The Lord moves in mysterious ways — and so it comes to pass that we have this divinely delirious glitz-bomb of a musical from James Graham and Elton John. Together with the lyricist Jake Shears of Scissor Sisters, playwright and songwriter measure up to the phenomenal rise and fall of televangelist Tammy Faye Bakker. “If I hadn’t lived it, I wouldn’t believe it,” she declares early in the action — a comment that by the end feels like understatement.
But while Rupert Goold’s production barrels along with all the ungovernable energy of a roller-disco high on hairspray, at its heart is a serious point about an ungodly mix of populism, politics and preaching that remains with us today.
In the beginning are Tammy Faye (Katie Brayben) and Jim Bakker (Andrew Rannells), earnest small-town evangelists spreading the word through the uncertain medium of puppet theatre. Enter satellite TV and the electric church. By some miracle, they get themselves a religious channel, with Tammy Faye acting as sidekick to her husband. But it’s she who grasps the essence of the medium, blending Christian ministry with homely tips. Her instinctive understanding that, in a lonely world, television thrives on the illusion of intimacy, on reaching out through the screen, shoots the ratings heavenwards and fills the coffers with cash.
But in any Eden there are snakes in the grass and forbidden fruit. The couple’s “prosperity gospel”, extravagant lifestyle and fraudulently amassed fortune can’t survive contact with cold reality — or the FBI. (Plus there is the scandal of Bakker’s sexual misconduct.) Meanwhile, Tammy Faye’s belief that Christian love extends to all — she did a famously sympathetic interview with a gay pastor who had Aids — both enrages the Christian right and gives them ammunition.

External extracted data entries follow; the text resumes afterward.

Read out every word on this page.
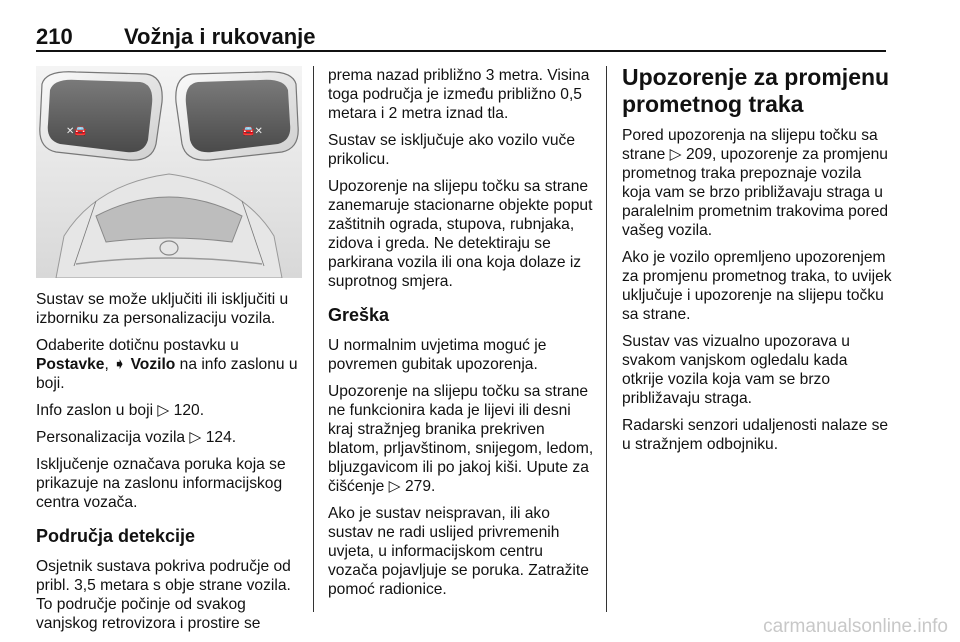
210 Vožnja i rukovanje
✕🚘	🚘✕

Sustav se može uključiti ili isključiti u izborniku za personalizaciju vozila.

Odaberite dotičnu postavku u
Postavke, ➧ Vozilo na info zaslonu u boji.

Info zaslon u boji ▷ 120.

Personalizacija vozila ▷ 124.

Isključenje označava poruka koja se prikazuje na zaslonu informacijskog centra vozača.

Područja detekcije

Osjetnik sustava pokriva područje od pribl. 3,5 metara s obje strane vozila. To područje počinje od svakog vanjskog retrovizora i prostire se

prema nazad približno 3 metra. Visina toga područja je između približno 0,5 metara i 2 metra iznad tla.

Sustav se isključuje ako vozilo vuče prikolicu.

Upozorenje na slijepu točku sa strane zanemaruje stacionarne objekte poput zaštitnih ograda, stupova, rubnjaka, zidova i greda. Ne detektiraju se parkirana vozila ili ona koja dolaze iz suprotnog smjera.

Greška

U normalnim uvjetima moguć je povremen gubitak upozorenja.

Upozorenje na slijepu točku sa strane ne funkcionira kada je lijevi ili desni kraj stražnjeg branika prekriven blatom, prljavštinom, snijegom, ledom, bljuzgavicom ili po jakoj kiši. Upute za čišćenje ▷ 279.

Ako je sustav neispravan, ili ako sustav ne radi uslijed privremenih uvjeta, u informacijskom centru vozača pojavljuje se poruka. Zatražite pomoć radionice.

Upozorenje za promjenu prometnog traka

Pored upozorenja na slijepu točku sa strane ▷ 209, upozorenje za promjenu prometnog traka prepoznaje vozila koja vam se brzo približavaju straga u paralelnim prometnim trakovima pored vašeg vozila.

Ako je vozilo opremljeno upozorenjem za promjenu prometnog traka, to uvijek uključuje i upozorenje na slijepu točku sa strane.

Sustav vas vizualno upozorava u svakom vanjskom ogledalu kada otkrije vozila koja vam se brzo približavaju straga.

Radarski senzori udaljenosti nalaze se u stražnjem odbojniku.

carmanualsonline.info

Graham, our leading political playwright, spies in this gaudy saga the roots of contemporary culture wars, with conservatives and fundamentalists raging over “woke” values and infiltrating the body politic to chilling effect. This is the Graham of Ink and Best of Enemies, offering shrewd analysis of the interplay between politics and popular culture. But it’s also the Graham of television series Sherwood, favouring forgiveness over revenge. Key to the drama is Tammy Faye’s observation that in the Bible love is mentioned 489 times, hate 89 times.
All this comes packaged in a larger-than-life narrative style, which fills this one-time church with a blend of zinging dialogue, religious frenzy and Lynne Page’s wildly camp dance routines. John and Spears bowl events forwards with a combination of daft pastiche rock, glam-rock and rousingly genuine ballads. Best of these is “Empty Hands” before the interval, a soul-baring torch song which Brayben delivers with rafter-raising passion. And she is superb, bringing both warmth and beady intelligence to Tammy Faye, nicely contrasted by Rannells’ Bakker, uncomfortable in his own skin. Slithering around them is Zubin Varla as a reptilian Jerry Falwell.
It all gets a bit bogged down and bitty in act two and not many songs follow you home. What goes missing in the frenzy is the character depth and tougher scrutiny that would make this truly illuminating. But it is a riot of show, at its heart a timely, defiant message about love and tolerance.